Mais pourquoi la communication de l’homme fort de l’extrême droite italienne est-elle si désinvolte? Pour le sémiologue Denis Bertrand, c’est le signe que Salvini « construit son populisme non pas sur l’appartenance à un peuple supérieur, mais bien plus sur toutes ces petites choses du quotidien qui nous rassemblent ».
Sur Twitter, Matteo Salvini n’est pas un homme politique... mais tout simplement un italien qui partage son quotidien.
Le populisme qui vous veut du bien
Cette communication est-elle aussi anodine qu’elle en a l’air ? Bien au contraire.
Selon Marc Lazar, historien spécialiste de l’Italie, cette mise en scène de la jouissance de la nourriture est tout d’abord un moyen de dénigrer le sérieux des autres hommes politiques italiens. Bien trop éloignée de cette « quotidienneté généreuse qui fait l’italianité », la gauche apparaît ainsi comme une « mouvance sinistre » qui n’a rien de désirable.

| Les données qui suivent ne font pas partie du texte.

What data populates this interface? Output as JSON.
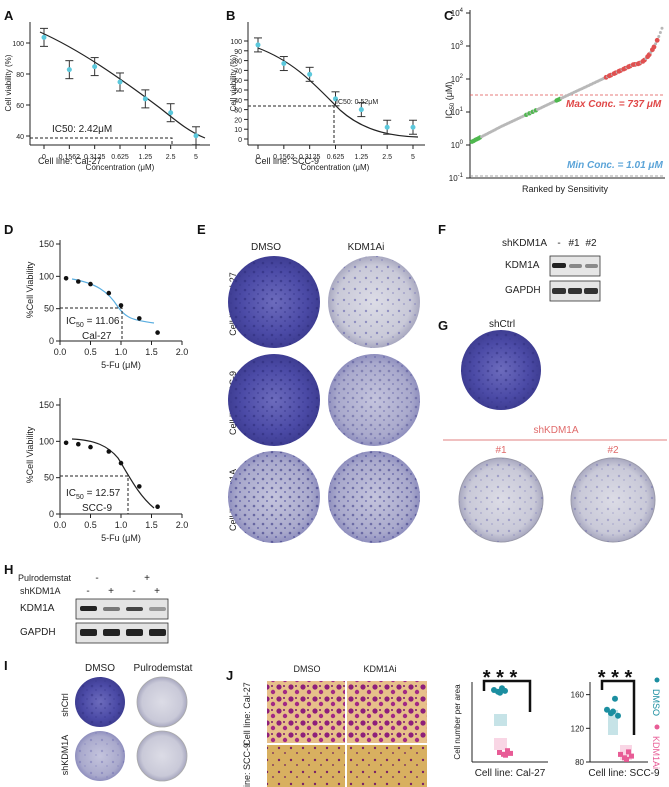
{
  "panels": {
    "A": {
      "label": "A",
      "ylabel": "Cell viability (%)",
      "xlabel": "Concentration (μM)",
      "yticks": [
        "40",
        "60",
        "80",
        "100"
      ],
      "xticks": [
        "0",
        "0.1562",
        "0.3125",
        "0.625",
        "1.25",
        "2.5",
        "5"
      ],
      "ic50": "IC50: 2.42μM",
      "cell_line": "Cell line: Cal-27"
    },
    "B": {
      "label": "B",
      "ylabel": "Cell viability (%)",
      "xlabel": "Concentration (μM)",
      "yticks": [
        "0",
        "10",
        "20",
        "30",
        "40",
        "50",
        "60",
        "70",
        "80",
        "90",
        "100"
      ],
      "xticks": [
        "0",
        "0.1562",
        "0.3125",
        "0.625",
        "1.25",
        "2.5",
        "5"
      ],
      "ic50": "IC50: 0.52μM",
      "cell_line": "Cell line: SCC-9"
    },
    "C": {
      "label": "C",
      "ylabel": "IC50 (μM)",
      "xlabel": "Ranked by Sensitivity",
      "yticks": [
        "10^-1",
        "10^0",
        "10^1",
        "10^2",
        "10^3",
        "10^4"
      ],
      "max_conc": "Max Conc. = 737 μM",
      "min_conc": "Min Conc. = 1.01 μM"
    },
    "D": {
      "label": "D",
      "ylabel": "%Cell Viability",
      "xlabel": "5-Fu (μM)",
      "yticks": [
        "0",
        "50",
        "100",
        "150"
      ],
      "xticks": [
        "0.0",
        "0.5",
        "1.0",
        "1.5",
        "2.0"
      ],
      "top": {
        "ic50_prefix": "IC",
        "ic50_sub": "50",
        "ic50_value": " = 11.06",
        "cell_line": "Cal-27"
      },
      "bottom": {
        "ic50_prefix": "IC",
        "ic50_sub": "50",
        "ic50_value": " = 12.57",
        "cell_line": "SCC-9"
      }
    },
    "E": {
      "label": "E",
      "col1": "DMSO",
      "col2": "KDM1Ai",
      "rows": [
        "Cell line: Cal-27",
        "Cell line: SCC-9",
        "Cell line: Het1A"
      ]
    },
    "F": {
      "label": "F",
      "header": "shKDM1A",
      "lanes": [
        "-",
        "#1",
        "#2"
      ],
      "bands": [
        "KDM1A",
        "GAPDH"
      ]
    },
    "G": {
      "label": "G",
      "ctrl": "shCtrl",
      "group": "shKDM1A",
      "sub1": "#1",
      "sub2": "#2"
    },
    "H": {
      "label": "H",
      "row1": "Pulrodemstat",
      "row2": "shKDM1A",
      "row1_vals": [
        "-",
        "+"
      ],
      "row2_vals": [
        "-",
        "+",
        "-",
        "+"
      ],
      "bands": [
        "KDM1A",
        "GAPDH"
      ]
    },
    "I": {
      "label": "I",
      "col1": "DMSO",
      "col2": "Pulrodemstat",
      "rows": [
        "shCtrl",
        "shKDM1A"
      ]
    },
    "J": {
      "label": "J",
      "col1": "DMSO",
      "col2": "KDM1Ai",
      "rows": [
        "Cell line: Cal-27",
        "Cell line: SCC-9"
      ],
      "ylabel": "Cell number per area",
      "stars": "* * *",
      "chart1_title": "Cell line: Cal-27",
      "chart2_title": "Cell line: SCC-9",
      "chart2_yticks": [
        "80",
        "120",
        "160"
      ],
      "legend": [
        "DMSO",
        "KDM1Ai"
      ]
    }
  },
  "chart_data": [
    {
      "type": "line",
      "title": "A",
      "x": [
        "0",
        "0.1562",
        "0.3125",
        "0.625",
        "1.25",
        "2.5",
        "5"
      ],
      "values": [
        100,
        79,
        81,
        71,
        60,
        51,
        36
      ],
      "ylim": [
        30,
        110
      ],
      "ic50": 2.42
    },
    {
      "type": "line",
      "title": "B",
      "x": [
        "0",
        "0.1562",
        "0.3125",
        "0.625",
        "1.25",
        "2.5",
        "5"
      ],
      "values": [
        96,
        77,
        66,
        41,
        30,
        12,
        12
      ],
      "ylim": [
        0,
        110
      ],
      "ic50": 0.52
    },
    {
      "type": "scatter",
      "title": "C",
      "ylim_log10": [
        -1,
        4
      ],
      "max_conc": 737,
      "min_conc": 1.01
    },
    {
      "type": "line",
      "title": "D-Cal-27",
      "x": [
        0.1,
        0.3,
        0.5,
        0.8,
        1.0,
        1.3,
        1.6
      ],
      "values": [
        97,
        92,
        88,
        74,
        55,
        35,
        13
      ],
      "ylim": [
        0,
        150
      ]
    },
    {
      "type": "line",
      "title": "D-SCC-9",
      "x": [
        0.1,
        0.3,
        0.5,
        0.8,
        1.0,
        1.3,
        1.6
      ],
      "values": [
        98,
        96,
        92,
        86,
        70,
        38,
        10
      ],
      "ylim": [
        0,
        150
      ]
    },
    {
      "type": "scatter",
      "title": "J-Cal-27",
      "series": [
        {
          "name": "DMSO",
          "values": [
            80,
            78,
            82,
            79,
            77
          ]
        },
        {
          "name": "KDM1Ai",
          "values": [
            30,
            28,
            32,
            29,
            27
          ]
        }
      ]
    },
    {
      "type": "scatter",
      "title": "J-SCC-9",
      "ylim": [
        80,
        175
      ],
      "series": [
        {
          "name": "DMSO",
          "values": [
            142,
            138,
            155,
            135,
            140
          ]
        },
        {
          "name": "KDM1Ai",
          "values": [
            92,
            88,
            95,
            90,
            86
          ]
        }
      ]
    }
  ]
}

« Un surhomme mais aussi un homme ordinaire »
Le populisme de Salvini se construit donc sur le partage d’une identité généreuse. Mais Marc Lazar nous rappelle qu’en plus de cultiver ce sentiment d’appartenance, le style du dirigeant de la Ligue du Nord lui façonne également une stature d’homme providentiel.
Si ses publications sont ponctuées de cafés et autres petites douceurs du quotidien, elles incarnent aussi toutes ses actions et ses décisions fortes qui assurent la sécurité de l’Italie.